Essentially, human choice is depicted as the basic antidote to the political institution of represssion through totalitarianism. Consider Evey's, disguised as V, words to the crowd announcing the impending destruction of Downing Street:
...choose what comes next. Lives of your own, or a return to chains.
The Norsefire has gained power through repression and ultraviolence. Every aspect of this party is rooted in brutal suppression of individual voice. In this political setting, Moore/ Lloyd are suggesting that in the face of ultra- conservative and repressive political realities, individual choice and the embrace of individual voice is of vital importance. The fact the V's legacy for change is embodied in Evey, who in turn will pass it on to Dominic, is reflective of how individuals have to make a conscious choice to embody dissent and resistance in times of political suppression. The end desire for anarchy is nothing more than a realization of individuality and individual choice; the land of "Do-As-You-Please" is a recognition that individuality and personal notions of identity are the opposing forces to totalitarianism. In such assertions, the need for individuality is seen as the antidote to a realm where political control is contingent on silence and a lack of individuality.

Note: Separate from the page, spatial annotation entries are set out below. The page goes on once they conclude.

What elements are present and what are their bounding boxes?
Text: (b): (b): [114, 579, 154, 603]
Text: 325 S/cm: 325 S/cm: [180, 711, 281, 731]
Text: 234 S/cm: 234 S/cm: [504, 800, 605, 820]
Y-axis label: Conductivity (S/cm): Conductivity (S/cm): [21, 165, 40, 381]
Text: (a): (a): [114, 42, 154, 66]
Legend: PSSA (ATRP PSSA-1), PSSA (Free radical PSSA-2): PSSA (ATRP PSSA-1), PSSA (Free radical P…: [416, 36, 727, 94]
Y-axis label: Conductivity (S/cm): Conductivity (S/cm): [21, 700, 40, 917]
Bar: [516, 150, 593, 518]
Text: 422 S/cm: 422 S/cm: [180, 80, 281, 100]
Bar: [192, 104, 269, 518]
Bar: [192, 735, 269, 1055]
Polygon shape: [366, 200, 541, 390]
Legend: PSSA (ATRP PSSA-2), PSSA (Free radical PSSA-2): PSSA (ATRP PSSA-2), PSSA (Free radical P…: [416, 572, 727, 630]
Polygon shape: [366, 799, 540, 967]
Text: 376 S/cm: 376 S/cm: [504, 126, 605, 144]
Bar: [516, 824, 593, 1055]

V is the ultimate ironic interpretation of individuality in this graphic novel. He not only dresses and Guy Fawkes, an individual still infamous in England for bombing Parliament, he fights against the oppression of the Norsefire party by killing key members of government and trying to show the people to once again be free thinkers and to act of their own accord, not our of fear. Throughout the novel he tries to fight against the accepted and enforced way of life, from rescuing Evey in the beginning to teaching her the lost ways of art, music, and intellectualism.